Él me decía que era un ángel, que había venido solo para guiar mi confusa existencia, él decía que amara cuanto pudiera para que mi corazón fuese fuerte y amable, él me decía que no llorase su ausencia, que en cada palabra que me había enseñado estaba su recuerdo y, por tanto, su esencia.
Me dijo cuanto fue necesario que viniese a caer al mundo, y que más que coincidencia, fue voluntad divina.
Su llegada le costó la inmovilidad de su cuerpo, por eso siempre estaba sentado en el mismo lugar, y solo hablaba lo necesario, lo justo para que le pudiese entender con claridad; era ciego y parecía haber visto más que nadie, estaba dotado de gran sabiduría, yo lo respetaba por eso, por lo mucho que sabía y lo poco que quería, él amaba todo: desde sus zapatos rotos, hasta su camisa sin botones; el decía que era un ángel.
Le pregunté a la gente si lo habían visto, “era mejor que estuviese muerto”, fue lo que la mayoría me respondía, yo los miraba con tranquilidad, y aquello que decían, era como si me lo dijeran a mí directamente. Lo seguí buscando, por todo el pueblo, por ciudades y países, mas sólo lo encontré en mis recuerdos, entonces desperté, y lloré por no hallarlo, a pesar de que el decía que no lo hiciese, atisbé el espejo y ahí estaba yo, en una silla, con mi camisa sin botones y zapatos rotos, sentado sin poder moverme, diciéndome que era un ángel y que había venido a reparar, lo que el mundo, con sus ojos se negaba a ver.

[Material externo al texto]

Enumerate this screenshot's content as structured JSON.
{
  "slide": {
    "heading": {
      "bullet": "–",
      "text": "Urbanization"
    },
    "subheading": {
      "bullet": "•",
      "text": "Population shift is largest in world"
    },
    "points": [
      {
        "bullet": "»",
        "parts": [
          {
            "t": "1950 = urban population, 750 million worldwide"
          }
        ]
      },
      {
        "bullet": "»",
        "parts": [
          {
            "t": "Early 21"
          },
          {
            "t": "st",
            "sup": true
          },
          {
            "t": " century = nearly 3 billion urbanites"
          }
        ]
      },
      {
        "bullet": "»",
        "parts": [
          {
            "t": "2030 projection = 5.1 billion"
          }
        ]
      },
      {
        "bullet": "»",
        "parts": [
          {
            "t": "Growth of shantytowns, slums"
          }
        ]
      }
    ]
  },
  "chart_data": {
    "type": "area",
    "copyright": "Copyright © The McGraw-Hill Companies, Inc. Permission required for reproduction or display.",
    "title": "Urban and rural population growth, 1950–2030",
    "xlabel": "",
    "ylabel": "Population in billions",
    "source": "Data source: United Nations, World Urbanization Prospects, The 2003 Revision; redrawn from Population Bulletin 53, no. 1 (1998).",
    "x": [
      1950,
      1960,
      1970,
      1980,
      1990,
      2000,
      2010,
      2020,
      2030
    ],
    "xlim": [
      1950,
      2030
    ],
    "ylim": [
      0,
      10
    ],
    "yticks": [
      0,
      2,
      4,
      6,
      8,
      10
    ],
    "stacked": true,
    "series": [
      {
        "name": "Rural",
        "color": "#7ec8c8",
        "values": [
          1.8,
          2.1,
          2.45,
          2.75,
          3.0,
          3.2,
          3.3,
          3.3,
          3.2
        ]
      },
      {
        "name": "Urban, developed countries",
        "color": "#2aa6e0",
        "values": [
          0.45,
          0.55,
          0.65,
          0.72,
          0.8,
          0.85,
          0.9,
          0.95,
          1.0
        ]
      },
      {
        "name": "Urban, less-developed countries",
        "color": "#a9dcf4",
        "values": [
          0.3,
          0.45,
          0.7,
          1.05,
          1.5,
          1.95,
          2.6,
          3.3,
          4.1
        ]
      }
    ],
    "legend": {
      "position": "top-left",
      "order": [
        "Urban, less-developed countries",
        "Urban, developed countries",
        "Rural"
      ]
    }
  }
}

Y bueno, el decía que era un ángel y venía a plantar el amor que el mundo necesitaba nuevamente, pero los hombres le cortaron las alas, porque tuvieron miedo de sus diferencias, le golpearon hasta que solo pudo mover su boca, para escuchar sus lamentos nada más, pero el jamás odió a quienes le hicieron tan enorme mal, y la semilla que traía quedó en aquel lugar, y dicen que si amas verdaderamente podrás verla crecer, pues aquella flor vive dentro de ti, en tu corazón, tiene muchos nombres, pero a mí me gusta llamarle: amor.